Modernisation, regulation dent CBA profits

A surge in compliance-related expenses and unfavourable risk insurance claims weighed down the performance of the Commonwealth Bank of Australia’s wealth management business.

Chief executive Ian Narev said the bank had spent a “very significant amount of money” in the last 12 months implementing compliance and regulatory change programs related to the federal government’s Future of Financial Advice and Stronger Super reforms.

The bank’s wealth arm, which includes Colonial First State Global Asset Management, Colonial First State and CommInsure, reported a 9-per-cent increase in net profit after tax to $687 million for the year to June 30, 2013, despite a 9-per-cent hike in operating expenses.

Overall, the bank delivered a record $7.677-billion statutory net profit for the 2013 fiscal year, up 8 per cent on 2012.

Difficult market conditions for life and risk insurers saw CommInsure report an 8-per-cent drop in net profit after tax to $320 million for the year, however improved market conditions and strong growth in assets under management and administration boosted the performance of Colonial First State Global Asset Management and Colonial First State.

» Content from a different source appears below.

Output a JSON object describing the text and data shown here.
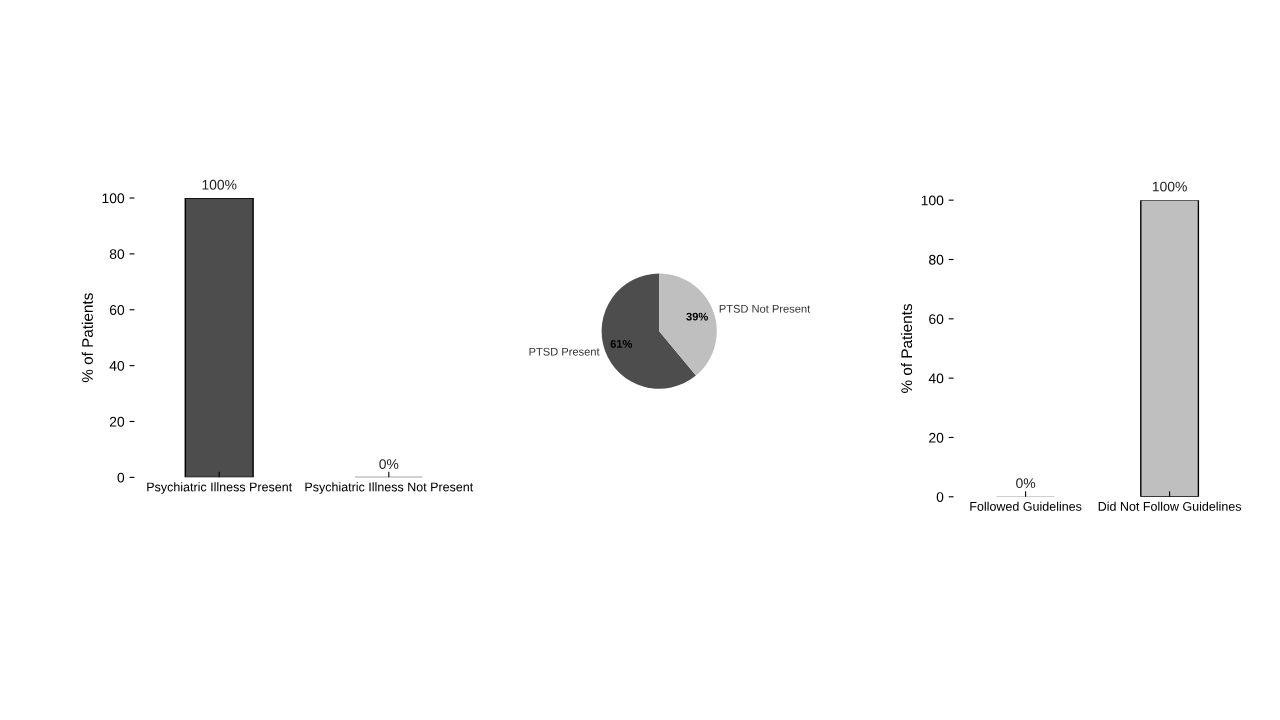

Colonial First State Global Asset Management reported a 21-per-cent increase in net profit to $313 million, off the back of a 9-per-cent average increase in funds under management to $160 billion.

Net inflows for the year were the highest in five years at $7 billion, driven by strong demand for cash products. However, funds management margins declined by three basis points, reflecting the institutional shift to lower margin products.

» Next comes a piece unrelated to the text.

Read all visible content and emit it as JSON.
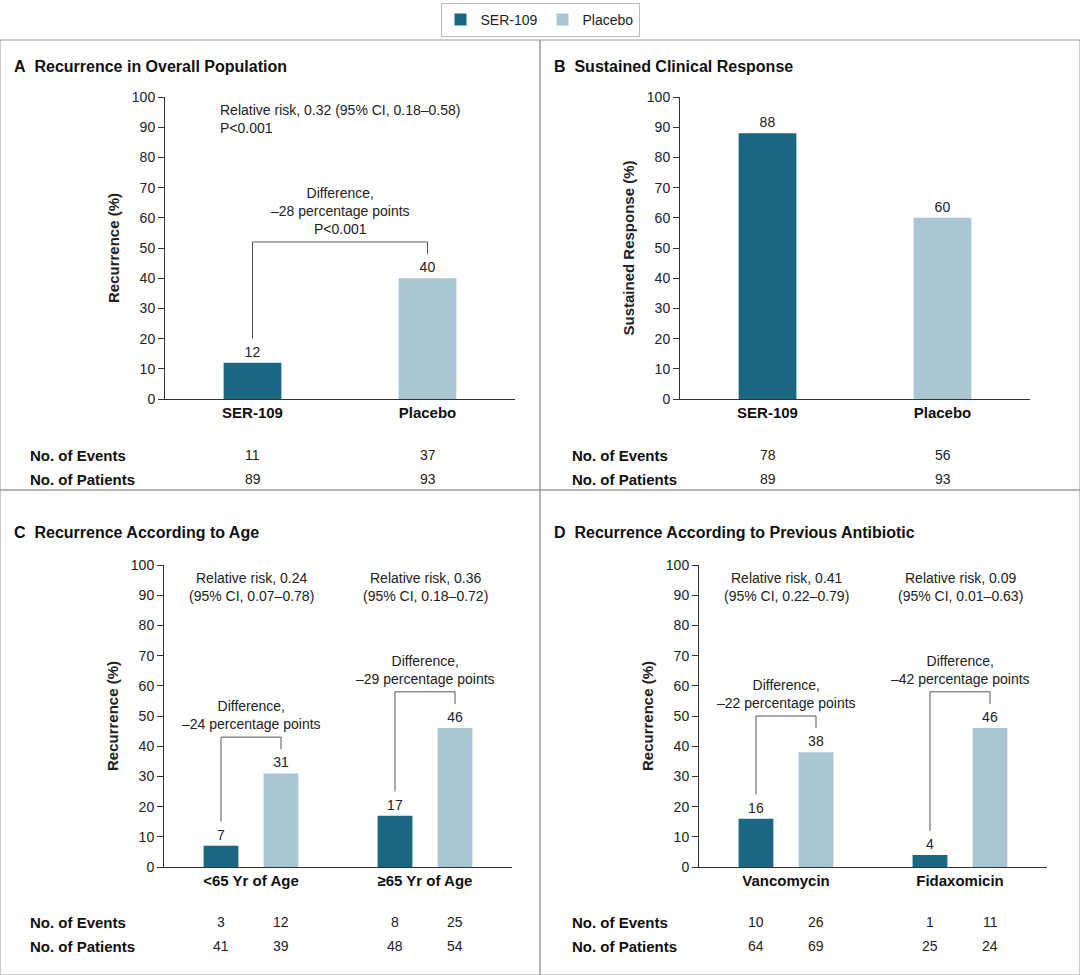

The bank’s platform administration and advice business, Colonial First State reported a 29-per-cent increase in net profit, as average funds under administration soared 13 per cent to $219.2 billion.

Colonial’s flagship FirstChoice and Custom Solutions platforms captured around 27 per cent of net market flows over the year. Platform net flows were $6 billion, due mainly to Custom Solutions, which hit $14 billion under administration.

Narev said growth in funds under administration was the “standout” feature of the wealth management result. Total funds under advice grew 23 per cent to $240 million.

The recent completion of the bank’s core banking modernisation program, which took six years in total and included the rollout of video conferencing facilities across CBA branches, according to Narev, would lead to greater customer satisfaction and continued improvements in revenue lines. In addition, he said the new technology would allow CBA customers in regional areas to have quick and convenient face-to-face access to advice on superannuation, investments and insurance.